Wednesday, December 14, 2011

Cooking

I'm just going to throw this out there. I hate cooking. I wish I didn't. Don't get me wrong. I love food! Maybe a little too much. In fact I tell everyone, if you don't know what to get me, cook for me. It's the best gift in the world. My kids are a trip. When I cook they complain about what I make. When I don't cook, they complain about that. There is no appeasing the masses. EVER!

Since I met my man, I have always tried to do a little something for his family at the holidays. I thought, everyone loves to get food, give them that. It's a cheap and easy gift. That was three years ago. I have created monsters! My sitter used to make this amazing sausage bread for us at Christmas. It's a pain to make, but it's sooooo yummy, it's worth the work. Every year his family has fought over the bread and gobbled it up in a matter of minutes. Guess what? I'm not making it this year! I thought they all liked me. It may be questionable after this weekend. Regardless, they are all getting something equally as yummy. I'm making them all this amazing egg dish and phenomenal cupcakes.

Here's where the story goes awry. Cupcakes. My children have noticed that I am making them. Try explaining to five young children that they aren't for them. DOES NOT GO OVER WELL AT ALL! Honestly, who doesn't love a cupcake? We like them so much that every Tuesday night we are glued to the TV watching Cupcake Wars on The Food Network. I don't know if it's the challenges on the show that have my kids hooked, or the cupcakes themselves. And who knew there were so many cupcake stores out there?! After watching this show, it's evident that not everyone can actually make a yummy cupcake. My kids cheer for the winners of the challenges, poo poo some of the types of cupcakes, and argue about who is actually going to win the whole thing! It's nuts! Last night however, they were arguing so much, that I shut it off and sent them to bed. There seems to be more competition in my house over the show, than on the show itself.

No I'm not that big of a scrooge. I am a scrooge and I can't stand the holidays, but I'm not heartless either. Yes, my kids will get a cupcake. A CUPCAKE mind you. These are the fancy kind you make from scratch. I've only ever made ones out of a box. I've got to have guinea pigs to try them before I go handing them out to others. I made that mistake years ago with cookies.

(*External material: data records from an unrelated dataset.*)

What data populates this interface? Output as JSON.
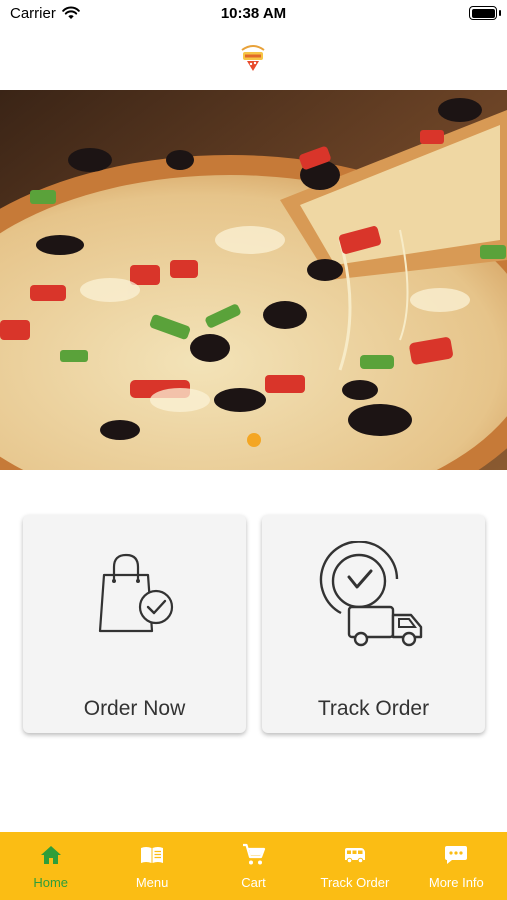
{
  "status_bar": {
    "carrier": "Carrier",
    "time": "10:38 AM"
  },
  "header": {
    "logo_icon": "pizza-logo-icon"
  },
  "hero": {
    "image": "pizza-photo",
    "pager": {
      "count": 1,
      "active": 0
    }
  },
  "actions": [
    {
      "label": "Order Now",
      "icon": "shopping-bag-check-icon"
    },
    {
      "label": "Track Order",
      "icon": "clock-truck-icon"
    }
  ],
  "tab_bar": {
    "background": "#fbbd14",
    "active_color": "#2e9e3a",
    "items": [
      {
        "label": "Home",
        "icon": "home-icon",
        "active": true
      },
      {
        "label": "Menu",
        "icon": "menu-book-icon",
        "active": false
      },
      {
        "label": "Cart",
        "icon": "cart-icon",
        "active": false
      },
      {
        "label": "Track Order",
        "icon": "van-icon",
        "active": false
      },
      {
        "label": "More Info",
        "icon": "chat-icon",
        "active": false
      }
    ]
  }
}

I gave them to a bunch of my guy friends. They were so awful, they used them as hockey pucks in the parking lot. Kids are brutally honest, so you have to use them for tasters.

Thank goodness I don't have to make them in 45 minutes like the show! I'm just going to take my time and pray they turn out. I suppose if they don't I can give them anyway and just tell them they're snowballs. But don't throw them, they could take out a window! Wish me luck! I'm off to cooking....

Monday, December 5, 2011

Unexpected Surprises

I am not a gal who handles surprises gracefully. In fact, I don't like them at all. It's a control issue with me. I like to know exactly what's going to happen. Granted there are obviously some times in life that are out of our control, and truly a surprise. But for the stuff that I have some say in, I want to have a say!

In this instance I was met with a pleasant surprise. One that I am always grateful for. As we know from my previous post, I have been the mommy from hell. Evil doesn't even come close to the wrath I unleashed last week on my chitlings. Yes, I did feel bad and yes, I did apologize. I think sometimes I just get so overwhelmed with trying to get things perfect, that I lose sight of the simple things that matter most. A sad but true fact.

My mood also compounded with a nagging guilt I had about leaving my kids for the weekend. Mind you, it was no different from any other weekend that I spend away from them. After all, they do have a father who is entitled to see them. It was the fact that a lot of stuff was going on that I wanted to be a part of, but committed myself to something else. I have always said that as mom's we have to make time for ourselves. Otherwise EVERYONE around us suffers. The guilt that comes with that decision is often insurmountable. And most of the time we think of it as unforgivable. When in fact it's neither. It's a personal pressure we place upon us that no one, but another mom, understands.

Here's where my surprise lay. And actually there were several over the course of a few days. My son, who mind you hates my very being most days, called me because he was bored. That made me feel good. And, when I got home no one was worse for the wear. They all had to tell me their stories, no one was upset. Everyone was extremely tired, brushed their teeth and went to bed without an argument!!!! Honestly?! Does life get any better than that???? Not in my book it doesn't. I always say it's the little things in my life that matter. And clearly that was the case. I'm in a better mood today and actually looking forward to spending the holidays with my kids, my family, my man, and his family. All that pressure and guilt I placed on myself melted immediately when we all fell happily asleep last night. Ahhhh, maybe an occasional surprise is good...MAYBE! Let's not get crazy now!